The recent “war cries” on both sides of the Aegean and the new “nationalist self-confidence” cultivated by Recep Tayyip Erdogan in Turkish society have shaped a volatile situation with unknown consequences.

Greek military brass insists that calm and composure are required, even as one must prepare for all possible eventualities.

In recent months, a special committee has been appointed to study a restructuring of the Greek armed forces. In that regard, top military officials believe that it was unwise for Defence Minister Panos Kammenos’ to announce that 3,500 troops will go to ASDEN (including the Aegean area) and to the Evros border region.

The overall impression in the military staffs is that Greece finds itself alone in a sea of instability, which requires the adoption of elements of the Israeli military model – to depend on its own forces to fend off a threat from the east.

The tough reality is that the Greek armed forces require an upgrading of weapons systems. That includes upgrading the basic core of the Air Force fleet, and upgrading the main surface units of the Greek Navy.

A key component for the Air Force is the upgrade of 85 F-16 fighter jets, which will cost about 1.1 billion euros.

In the Navy, there are plans to upgrade MEKKO frigates in the coming months, which delayed due to the economic crisis.

PM Alexis Tsipras, in talks with French President Emmanuel Macron, discussed the purchase of new generation digital Belharra – or Belh@rra – frigates.

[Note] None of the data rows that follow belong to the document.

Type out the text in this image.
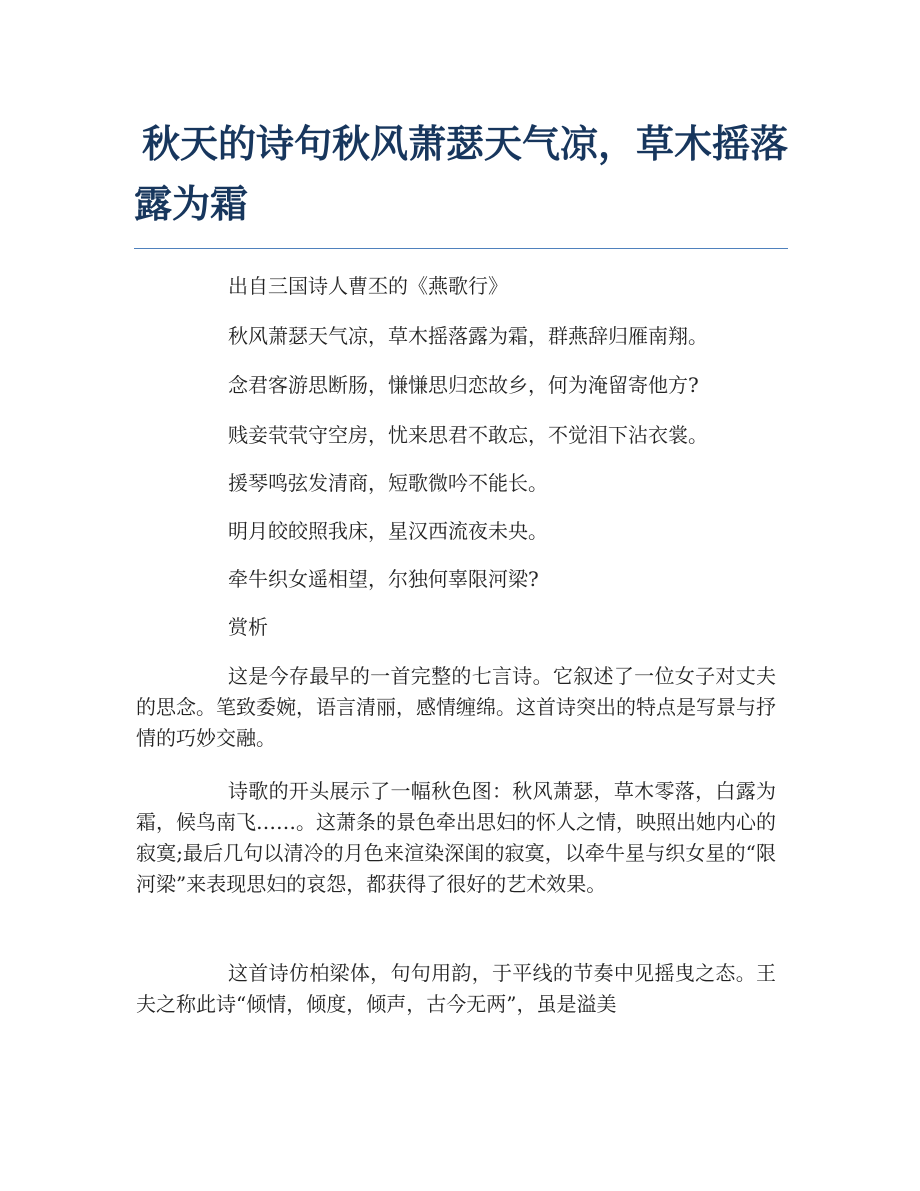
秋天的诗句秋风萧瑟天气凉，草木摇落露为霜

出自三国诗人曹丕的《燕歌行》

秋风萧瑟天气凉，草木摇落露为霜，群燕辞归雁南翔。

念君客游思断肠，慊慊思归恋故乡，何为淹留寄他方?

贱妾茕茕守空房，忧来思君不敢忘，不觉泪下沾衣裳。

援琴鸣弦发清商，短歌微吟不能长。

明月皎皎照我床，星汉西流夜未央。

牵牛织女遥相望，尔独何辜限河梁?

赏析

这是今存最早的一首完整的七言诗。它叙述了一位女子对丈夫的思念。笔致委婉，语言清丽，感情缠绵。这首诗突出的特点是写景与抒情的巧妙交融。

诗歌的开头展示了一幅秋色图：秋风萧瑟，草木零落，白露为霜，候鸟南飞……。这萧条的景色牵出思妇的怀人之情，映照出她内心的寂寞;最后几句以清冷的月色来渲染深闺的寂寞，以牵牛星与织女星的“限河梁”来表现思妇的哀怨，都获得了很好的艺术效果。

这首诗仿柏梁体，句句用韵，于平线的节奏中见摇曳之态。王夫之称此诗“倾情，倾度，倾声，古今无两”，虽是溢美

Athens is particularly concerned about the dual threat of Ankara buying Russian S-400 missile systems and super-advanced US F-35 stealth fighters.

Washington is thinking of examining sanctions against Turkey over the S-400s deal, and at the same time is upgrading its military presence in Greece.

At the same time, the US is upgrading military cooperation with Greece, stationing drones in Larissa and expanding the capabilities of the Souda Bay air base in Crete.